Q: Is migraine really genetic? A: Yes — twin studies estimate that 34 to 65 percent of the variation in migraine susceptibility is explained by genetic factors, depending on the subtype. Migraine with aura shows higher heritability than migraine without aura. First-degree relatives of people with migraine have roughly two- to threefold elevated susceptibility compared to the general population. That said, genetics is not destiny: environmental triggers, hormonal cycles, and behavioral factors interact substantially with genetic background.

Q: What is TRPM8 and why does it matter for migraine? A: TRPM8 encodes the primary mammalian cold and menthol receptor — an ion channel expressed in trigeminal sensory nerve fibers that transmit pain from the head and face. Variants near TRPM8 are among the most replicated findings in migraine genetics. The channel's role in trigeminal pain modulation makes it a mechanistically plausible migraine gene: cold exposure and menthol (TRPM8 agonists) can both trigger and modulate head pain depending on context and individual response.

Q: Does having migraine genetics mean I should avoid cold temperatures? A: Not necessarily — and it depends on your individual experience. Cold exposure is a known trigger for some people with migraine, but cold packs applied to the forehead or neck are also a commonly used non-pharmacological relief strategy during attacks. Tracking your personal response to temperature as part of a migraine diary is more informative than a blanket avoidance approach. Discuss trigger management strategies with a neurologist or headache specialist who knows your clinical history.
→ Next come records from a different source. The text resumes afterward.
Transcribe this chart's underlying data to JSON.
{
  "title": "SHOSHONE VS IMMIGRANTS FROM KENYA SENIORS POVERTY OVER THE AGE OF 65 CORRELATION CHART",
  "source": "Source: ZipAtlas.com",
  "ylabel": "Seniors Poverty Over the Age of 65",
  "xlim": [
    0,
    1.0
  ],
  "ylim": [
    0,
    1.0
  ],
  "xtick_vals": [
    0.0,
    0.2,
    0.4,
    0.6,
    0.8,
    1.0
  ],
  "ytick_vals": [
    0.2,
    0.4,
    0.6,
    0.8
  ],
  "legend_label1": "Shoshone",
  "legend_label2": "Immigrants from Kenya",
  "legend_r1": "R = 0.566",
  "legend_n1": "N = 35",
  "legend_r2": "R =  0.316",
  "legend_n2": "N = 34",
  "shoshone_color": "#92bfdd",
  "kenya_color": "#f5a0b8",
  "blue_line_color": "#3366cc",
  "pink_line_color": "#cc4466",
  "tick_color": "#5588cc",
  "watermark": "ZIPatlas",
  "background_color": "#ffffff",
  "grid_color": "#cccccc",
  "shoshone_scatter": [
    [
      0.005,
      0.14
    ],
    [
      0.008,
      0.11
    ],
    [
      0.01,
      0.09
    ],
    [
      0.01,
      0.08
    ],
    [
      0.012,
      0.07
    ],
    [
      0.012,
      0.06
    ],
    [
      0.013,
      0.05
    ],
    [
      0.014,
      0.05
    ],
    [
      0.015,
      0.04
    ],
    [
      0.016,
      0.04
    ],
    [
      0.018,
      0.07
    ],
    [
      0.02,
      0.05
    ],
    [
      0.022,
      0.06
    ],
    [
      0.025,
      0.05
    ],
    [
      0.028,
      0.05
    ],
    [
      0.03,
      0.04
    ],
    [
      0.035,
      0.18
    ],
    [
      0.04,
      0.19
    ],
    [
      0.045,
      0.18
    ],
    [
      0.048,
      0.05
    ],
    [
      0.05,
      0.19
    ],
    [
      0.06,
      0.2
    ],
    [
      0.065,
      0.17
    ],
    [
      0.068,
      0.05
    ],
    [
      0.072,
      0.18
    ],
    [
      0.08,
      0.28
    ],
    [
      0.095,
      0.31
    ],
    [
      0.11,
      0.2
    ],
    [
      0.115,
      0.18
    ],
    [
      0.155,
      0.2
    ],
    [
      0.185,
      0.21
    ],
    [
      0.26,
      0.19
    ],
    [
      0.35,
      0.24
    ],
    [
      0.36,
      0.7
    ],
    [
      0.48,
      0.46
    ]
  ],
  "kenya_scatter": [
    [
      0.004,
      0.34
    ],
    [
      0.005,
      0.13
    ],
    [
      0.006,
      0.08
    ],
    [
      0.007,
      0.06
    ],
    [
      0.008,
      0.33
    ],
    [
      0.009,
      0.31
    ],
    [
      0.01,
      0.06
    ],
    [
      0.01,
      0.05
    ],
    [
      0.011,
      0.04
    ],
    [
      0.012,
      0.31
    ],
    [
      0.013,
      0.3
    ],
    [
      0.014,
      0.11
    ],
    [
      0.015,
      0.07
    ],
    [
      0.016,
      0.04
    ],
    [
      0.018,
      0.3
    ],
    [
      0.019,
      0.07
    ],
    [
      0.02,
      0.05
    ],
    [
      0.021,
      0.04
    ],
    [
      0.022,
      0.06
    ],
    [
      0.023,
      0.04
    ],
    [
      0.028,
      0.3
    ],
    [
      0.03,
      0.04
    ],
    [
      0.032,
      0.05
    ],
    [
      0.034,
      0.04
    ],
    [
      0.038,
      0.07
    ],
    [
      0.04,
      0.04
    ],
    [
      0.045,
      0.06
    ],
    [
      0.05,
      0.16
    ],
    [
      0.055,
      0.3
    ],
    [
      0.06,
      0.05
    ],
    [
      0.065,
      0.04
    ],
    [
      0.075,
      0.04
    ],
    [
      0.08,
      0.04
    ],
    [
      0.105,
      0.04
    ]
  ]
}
Q: Why does PHACTR1 show up in both migraine and heart disease genetics? A: PHACTR1 is a genuinely pleiotropic gene — meaning the same genetic variants influence multiple biological traits through shared mechanisms. PHACTR1 regulates vascular smooth muscle function and endothelial biology, which is relevant to both coronary artery disease and migraine. The shared genetic signal likely reflects a shared vascular biology: altered vessel wall regulation that manifests as coronary vulnerability in one context and as neurovascular migraine susceptibility in another. This connection is one reason migraine — particularly migraine with aura — has been studied in relation to cardiovascular health, and it underscores the importance of discussing any migraine history with a healthcare provider.